By agreeing to write a post-event blog posting, I was able to wrangle a seat at a recent book signing in Second Life. First, some background.

Play Money: Or, How I Quit My Day Job and Made Millions Trading Virtual LootA few years ago Julian Dibbell spent a year earning money as a trader inside of Ultima Online. He wrote a book, Play Money, about his experience doing so. I’ve got the book and have skimmed parts of it. It is currenty queued up behind Synthetic Worlds (you can tell where my brain’s been at lately).

In a wholly appropriate move given the subject of the book, a decision was made to conduct a book signing event inside of Second Life, and also to sell virtual copies of the book. Here are some pictures.

I arrived a bit late (a lot late, actually) and people were already standing in line to get their books autographed:

Things looked a bit chaotic, and it wasn’t clear what was going on:

Some people were reading their new books (this was mind-warping):

At this point you are probably thinking that they are pretending to read a pretend book. You would be wrong — the book is real and tangible, and it can be read with ease.

The in-world book contains the entire text of the physical edition and is eminently readable onscreen. Let’s zoom in for a closer look:

I hope that you can read it; I certainly was able to read it on my laptop screen during the event. The 3D nature of the Second Life world makes zooming in a natural and very helpful gesture in situations like this. In fact, you can start to think of the world as having an irregular resolution, since you can zoom in at any point to see more, and the things that you most want to see are quite often stored at a very high resolution.

The book was created by a gentleman by the name of Falk Bergman.
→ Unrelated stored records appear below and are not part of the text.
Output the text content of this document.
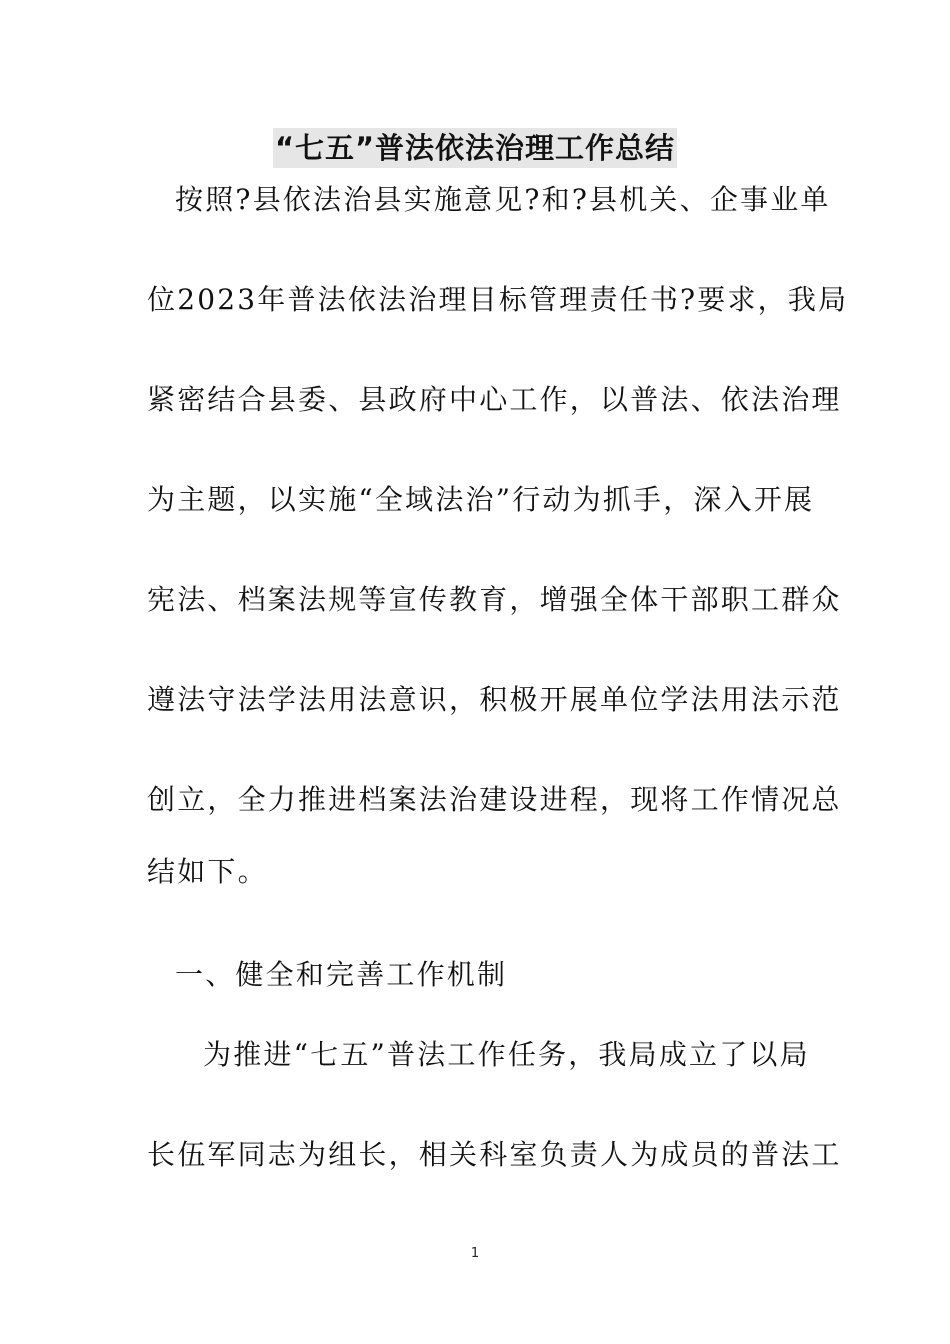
“七五”普法依法治理工作总结
按照?县依法治县实施意见?和?县机关、企事业单
位2023年普法依法治理目标管理责任书?要求，我局
紧密结合县委、县政府中心工作，以普法、依法治理
为主题，以实施“全域法治”行动为抓手，深入开展
宪法、档案法规等宣传教育，增强全体干部职工群众
遵法守法学法用法意识，积极开展单位学法用法示范
创立，全力推进档案法治建设进程，现将工作情况总
结如下。
一、健全和完善工作机制
为推进“七五”普法工作任务，我局成立了以局
长伍军同志为组长，相关科室负责人为成员的普法工
1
This is the second book that he’s done, and I hope that is is not the last. He doesn’t have a blog, but I told him that he should.

I have three important points to make here, and then I have to scamper off to a meeting:

  1. You can make real money inside of a virtual world.
  2. Events inside of Second Life can be compelling.
  3. Virtual books can and do actually work.

Feel free to challenge any of these, especially the last one. At this point I am not suggesting that we are all going to start reading 3D books projected onto a 2D screen. However, thing of that virtual book as a proxy for a Word document or a PDF, perhaps stored in Amazon S3. By handing someone the virtual book you are giving them the address at which they can find the real document. What if it was report, or a briefing, or a specification? If environments like Second Life are going to be used to create a more compelling environment for real-world collaboration across vast distances (and I am 200% certain that they will), then why the heck shouldn’t the shared knowledge space for the project be accessible from within the space? Shouldn’t there be a library chock full of these documents available for reading and for checkout? Seems to me that there should, and that there will.